Citigroup priced the Alabama Federal Aid Highway Finance Authority’s $558.57 million of Series 2017A special obligation revenue bonds and Series 2017B special obligation revenue refunding bonds.
The $418.31 million of Series 2017A revenue bonds were priced to yield from 1.06% with a 5% coupon in 2019 to 3.29% with a 4% coupon and 2.91% with a 5% coupon in a split 2037 maturity. A 2018 maturity was offered as a sealed bid.
The $140.27 million of Series 2017B revenue refunding bonds were priced to yield from1.59% with a 5% coupon in 2023 to 2.05% with a 5% coupon in 2026.
The deal is rated Aa1 by Moody’s and AAA by S&P.
Bond Buyer reports 30-day visible supply
The Bond Buyer's 30-day visible supply calendar decreased $599.2 million to $15.41 billion on Tuesday. The total is comprised of $5.48 billion of competitive sales and $9.93 billion of negotiated deals.
The yield on the 10-year benchmark muni general obligation was steady from 1.86% on Monday, while the 30-year GO yield was flat from 2.70%, according to a read of Municipal Market Data's triple-A scale.
Treasuries were stronger on Tuesday. The yield on the two-year Treasury dropped to 1.34% from 1.36% on Monday, the 10-year Treasury yield declined to 2.15% from 2.17% and the yield on the 30-year Treasury bond decreased to 2.74% from 2.78%.

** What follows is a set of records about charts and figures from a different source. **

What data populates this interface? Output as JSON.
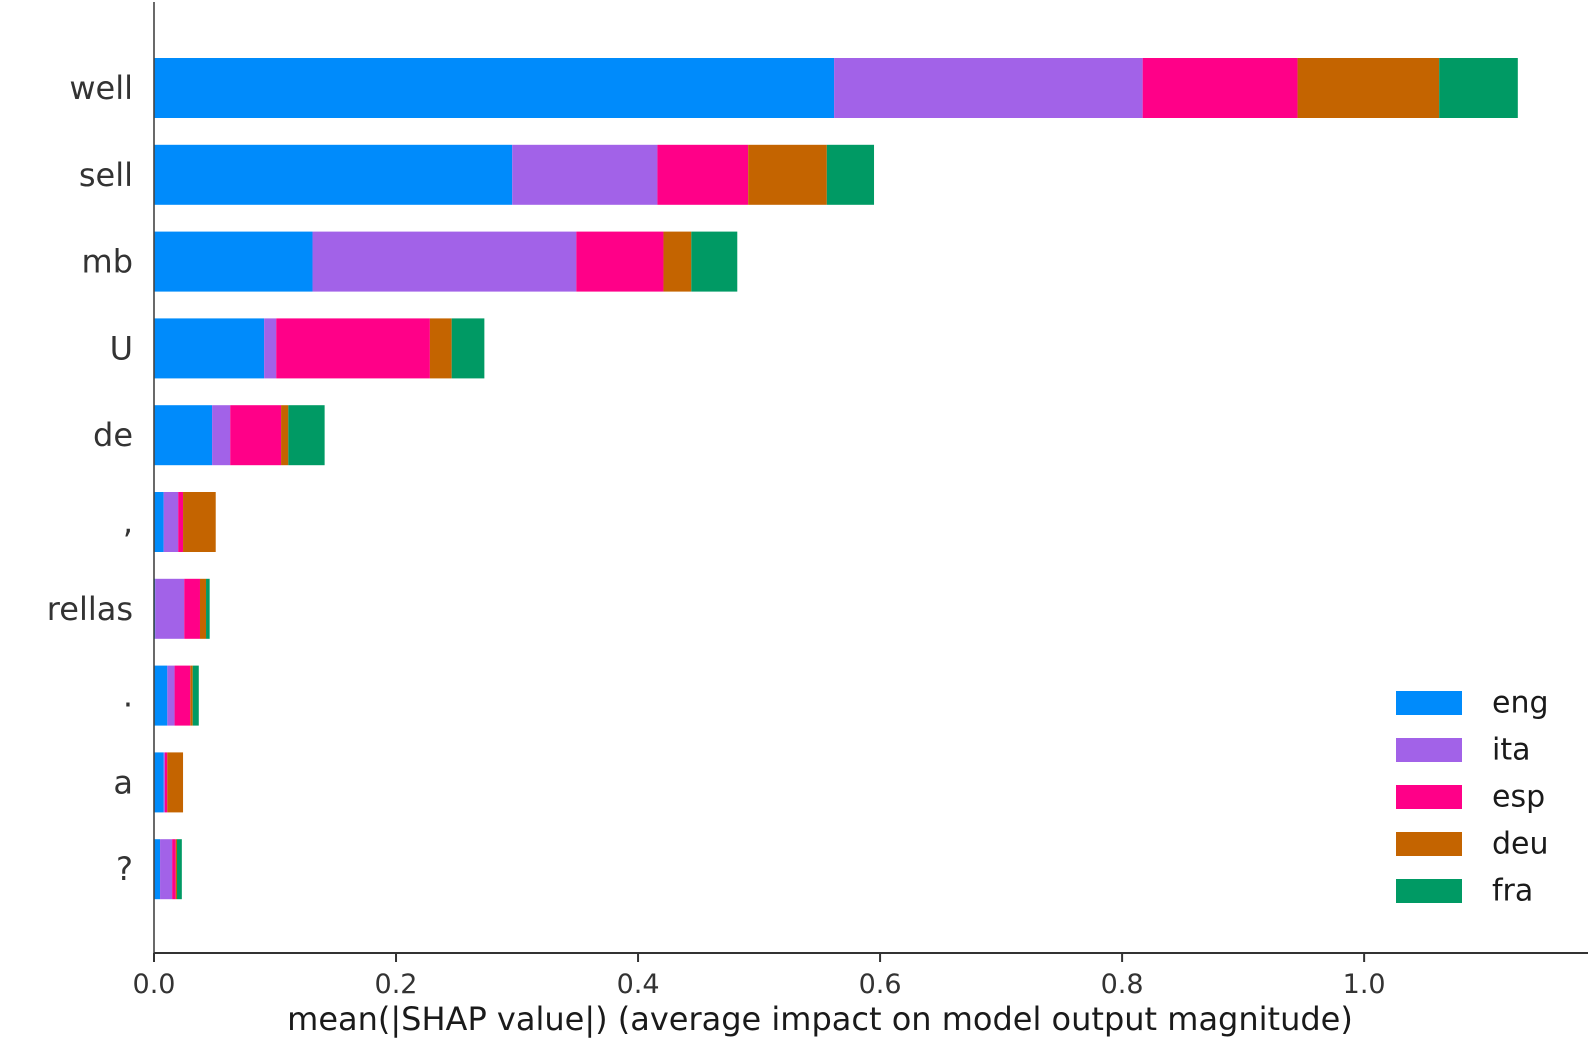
{
  "chart_data": {
    "type": "bar",
    "orientation": "horizontal",
    "stacked": true,
    "categories": [
      "well",
      "sell",
      "mb",
      "U",
      "de",
      ",",
      "rellas",
      ".",
      "a",
      "?"
    ],
    "series": [
      {
        "name": "eng",
        "color": "#008bfb",
        "values": [
          0.562,
          0.296,
          0.131,
          0.091,
          0.048,
          0.008,
          0.001,
          0.011,
          0.008,
          0.005
        ]
      },
      {
        "name": "ita",
        "color": "#a262e8",
        "values": [
          0.255,
          0.12,
          0.218,
          0.01,
          0.015,
          0.012,
          0.024,
          0.006,
          0.001,
          0.01
        ]
      },
      {
        "name": "esp",
        "color": "#ff0088",
        "values": [
          0.128,
          0.075,
          0.072,
          0.127,
          0.042,
          0.004,
          0.013,
          0.013,
          0.002,
          0.003
        ]
      },
      {
        "name": "deu",
        "color": "#c46400",
        "values": [
          0.117,
          0.065,
          0.023,
          0.018,
          0.006,
          0.027,
          0.005,
          0.002,
          0.013,
          0.001
        ]
      },
      {
        "name": "fra",
        "color": "#009a64",
        "values": [
          0.065,
          0.039,
          0.038,
          0.027,
          0.03,
          0.0,
          0.003,
          0.005,
          0.0,
          0.004
        ]
      }
    ],
    "xlabel": "mean(|SHAP value|) (average impact on model output magnitude)",
    "ylabel": "",
    "xlim": [
      0,
      1.185
    ],
    "xticks": [
      0.0,
      0.2,
      0.4,
      0.6,
      0.8,
      1.0
    ],
    "xtick_labels": [
      "0.0",
      "0.2",
      "0.4",
      "0.6",
      "0.8",
      "1.0"
    ],
    "grid": false,
    "legend_position": "lower-right"
  }
}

On Monday, the 10-year muni to Treasury ratio was calculated at 85.0%, compared with 86.3% on Friday, while the 30-year muni to Treasury ratio stood at 96.8% versus 97.1%, according to MMD.
MSRB: Previous session's activity
The Municipal Securities Rulemaking Board reported 37,322 trades on Monday on volume of $7.70 billion.
Jacob Schneider contributed to this report.